You might not notice the 12 pairs of cherry-red lips pressed into the cover of “I Kissed Shara Wheeler” unless you’re in the habit of disrobing your hardcovers — or if you’re a serious book nerd, like the author of this novel for young adults.

Casey McQuiston, who uses they/them pronouns, was able to provide the technical name for this unsung design element: The foil lips are what’s known as a “case stamp,” which functions as “a little Easter egg surprise when you take off the dust jacket.” In a phone interview, McQuiston explained, “Sometimes it will just be the title, but it can also be something that’s a symbol of the book.”

“I Kissed Shara Wheeler” is McQuiston’s inaugural original hardcover; their previous novels, “Red, White & Royal Blue” and “One Last Stop,” arrived in the world as trade paperbacks. “This is the most involved I’ve ever gotten to be in the cover and packaging,” said the Louisiana native, who now lives in New York City. “I geeked out so hard. I put together a full 15-page PDF of mood boards and cover comps.”

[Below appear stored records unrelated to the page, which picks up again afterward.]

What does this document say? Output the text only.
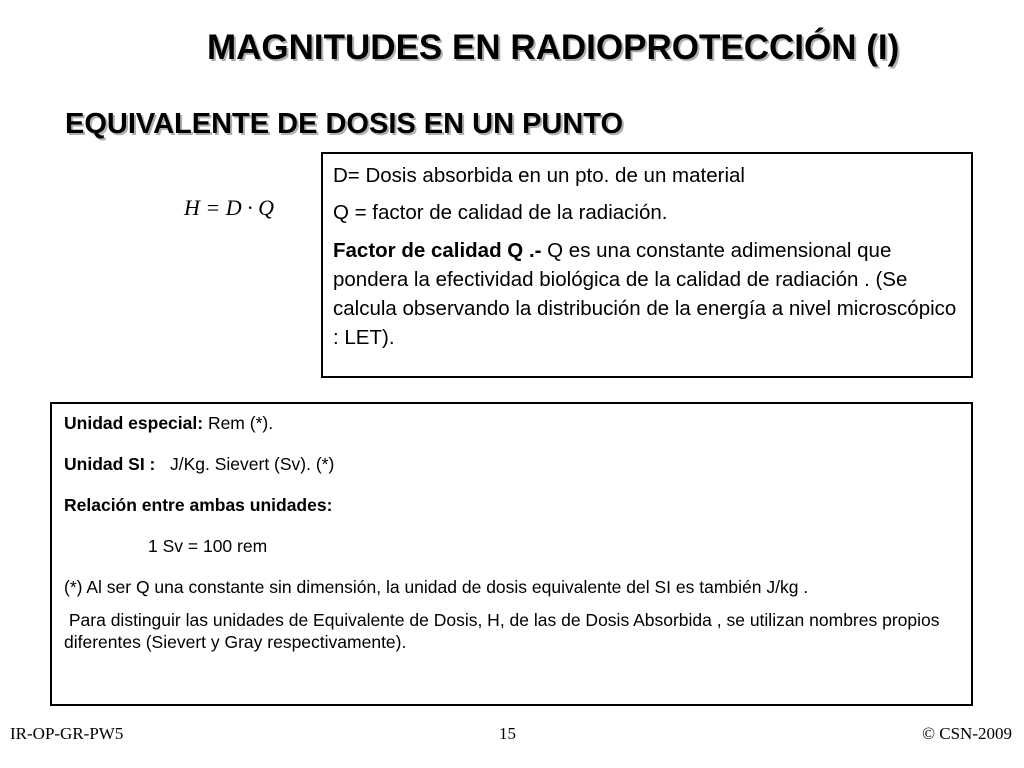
MAGNITUDES EN RADIOPROTECCIÓN (I)
EQUIVALENTE DE DOSIS EN UN PUNTO
H = D · Q

D= Dosis absorbida en un pto. de un material

Q = factor de calidad de la radiación.

Factor de calidad Q .- Q es una constante adimensional que pondera la efectividad biológica de la calidad de radiación . (Se calcula observando la distribución de la energía a nivel microscópico : LET).

Unidad especial: Rem (*).

Unidad SI :   J/Kg. Sievert (Sv). (*)

Relación entre ambas unidades:

1 Sv = 100 rem

(*) Al ser Q una constante sin dimensión, la unidad de dosis equivalente del SI es también J/kg .

Para distinguir las unidades de Equivalente de Dosis, H, de las de Dosis Absorbida , se utilizan nombres propios diferentes (Sievert y Gray respectivamente).

IR-OP-GR-PW5	15	© CSN-2009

McQuiston’s ideas ranged from dogwood blossoms to a close-up portrait of a main character to “Southern debutante stationery,” which plays a pivotal role in the novel. Kerri Resnick, an art director at Wednesday Books, ran with these concepts, designing a floral spine and pastel Laura Ashley-style endpapers that pull in the pink and green from the jacket. (After a deckled edge — which gives a stack of pages an artisanal, feathery look — endpapers are the best way to tell a book means business.) Even the “scrapbook papery texture” of the cover of “I Kissed Shara Wheeler” was chosen with care: “We thought it would feel like holding a card,” McQuiston said. “We wanted to have this very tactile moment for the reader. And then the lips because we wanted it to have this feel of a letter sealed with a kiss.”

McQuiston grew up in an environment much like the one where “Shara Wheeler” is set: “I went to evangelical Christian school for 13 years. There was so much shame culture. We weren’t allowed to learn about sexual reproduction unless it was AP bio because it was on the exam. I learned evolution in an academic setting for the first time in college.” They described learning Latin declension from the same teacher who informed students in chapel that being gay was “against God’s will.”

Now McQuiston has some wisdom and perspective to share with young readers, especially the “baby queers” they met on a recent book tour: “You’re OK. There is nothing wrong with you. All of the things that make you feel like a freak and make it harder to fit in, very often those are the things that make you cool and draw people to you as an adult and help you find your people.”

Elisabeth Egan is an editor at the Book Review and the author of “A Window Opens.”